As before, a secondary color family somewhere in England needs help. This time it’s the Greens, whose paterfamilias has gone off to fight in World War II and left his wife (Maggie Gyllenhaal) and children to tend after the family farm.
It takes a lot of guts try and turn the Blitz into the background for a charming children’s fable, but Thompson and director Susanna White do a decent enough job of it, moving the Greens far enough away from London to be able to avoid the reality of the war while still being able to use it for dramatic effect. In this case, that means shipping off a couple of family cousins Cyril (Eros Vlahos) and Celia (Rosie Taylor-Ritson) for some City Mouse-Country Mouse style conflict.
The in-over-your-head nature of the family dilemmas, which require Nanny McPhee, was the best of the first film and is the best part of the sequel as well. Single mother Isabel, already at her wits’ end with three children who barely behave and miss their father, is pushed over the line with the early arrival of two more children who don’t want to be in the country in the first place. Throw in a brother-in-law (Rhys Ifans) desperate for her to sell the family farm so that he can collect his share of the sale and you’d be calling for a magical nanny, too.
Unfortunately, that’s where “Nanny McPhee Returns” starts its slow but steady downhill journey.
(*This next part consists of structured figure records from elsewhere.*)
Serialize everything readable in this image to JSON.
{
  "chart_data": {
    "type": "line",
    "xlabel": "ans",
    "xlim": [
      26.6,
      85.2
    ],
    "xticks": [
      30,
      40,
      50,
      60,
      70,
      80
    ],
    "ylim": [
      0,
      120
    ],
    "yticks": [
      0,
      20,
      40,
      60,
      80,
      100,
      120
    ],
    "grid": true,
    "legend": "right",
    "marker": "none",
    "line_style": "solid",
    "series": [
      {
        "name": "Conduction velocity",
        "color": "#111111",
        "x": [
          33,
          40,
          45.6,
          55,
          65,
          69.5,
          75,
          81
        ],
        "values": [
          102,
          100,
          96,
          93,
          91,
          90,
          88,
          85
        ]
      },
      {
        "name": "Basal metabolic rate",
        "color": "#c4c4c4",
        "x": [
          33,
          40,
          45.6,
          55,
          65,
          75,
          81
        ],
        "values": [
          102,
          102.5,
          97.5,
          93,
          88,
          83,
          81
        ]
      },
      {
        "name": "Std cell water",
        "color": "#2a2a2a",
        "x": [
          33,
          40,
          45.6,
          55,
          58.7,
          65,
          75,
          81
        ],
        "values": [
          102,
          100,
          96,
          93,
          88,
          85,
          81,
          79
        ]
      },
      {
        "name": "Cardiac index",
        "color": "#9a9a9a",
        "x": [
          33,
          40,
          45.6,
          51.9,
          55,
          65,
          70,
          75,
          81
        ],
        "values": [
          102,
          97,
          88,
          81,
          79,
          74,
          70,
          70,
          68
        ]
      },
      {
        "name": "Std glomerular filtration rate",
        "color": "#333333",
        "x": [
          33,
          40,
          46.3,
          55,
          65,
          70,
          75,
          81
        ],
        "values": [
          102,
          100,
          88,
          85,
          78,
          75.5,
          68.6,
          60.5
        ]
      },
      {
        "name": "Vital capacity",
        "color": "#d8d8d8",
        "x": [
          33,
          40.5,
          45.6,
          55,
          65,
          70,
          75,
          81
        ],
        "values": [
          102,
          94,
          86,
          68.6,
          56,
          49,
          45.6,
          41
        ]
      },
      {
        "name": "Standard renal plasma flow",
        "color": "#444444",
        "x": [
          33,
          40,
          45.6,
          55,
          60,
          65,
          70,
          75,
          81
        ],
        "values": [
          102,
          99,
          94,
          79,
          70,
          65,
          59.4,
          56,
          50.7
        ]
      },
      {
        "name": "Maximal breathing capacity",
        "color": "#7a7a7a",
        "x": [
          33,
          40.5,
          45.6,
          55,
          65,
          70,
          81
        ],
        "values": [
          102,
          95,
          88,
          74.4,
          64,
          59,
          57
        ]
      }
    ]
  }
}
Based on original story by Thompson this time out, the new version seems confused what exactly to do once it’s got its conflict set up. Initially reprising the magical lesson-teaching of the first film, the sequel gratifyingly moves to new ground rather than simply imitating the first to a tee. It would probably work better than it does if except that the new ground turns out to mean this Mary Poppins pastiche morphs into a Wizard of Oz pastiche, with the Emerald City becoming London and the Wizard himself turning into cousin Ceril’s estranged father (Ralph Fiennes).
There’s still a good moral about the rewards of good behavior tucked into a film filled with whimsy that will make children laugh and clap. Thompson has McPhee down to a tee and for the most part makes up for the overt silliness several of the other adult actors (notably Ifans) feel compelled to do. On the other hand, the closer it draws to a close, it becomes difficult to draw all of the pieces together and Thompson’s final solution pushes whimsy to the edge of silliness and a little beyond.
For any problems it has, “Nanny McPhee Returns” is enjoyable for a lot longer than it’s not, filled with class and charm that a lot of other children’s films reject as unpalatable. And when you’re talking about a film that spends a lot of time talking about animal droppings, that’s saying something.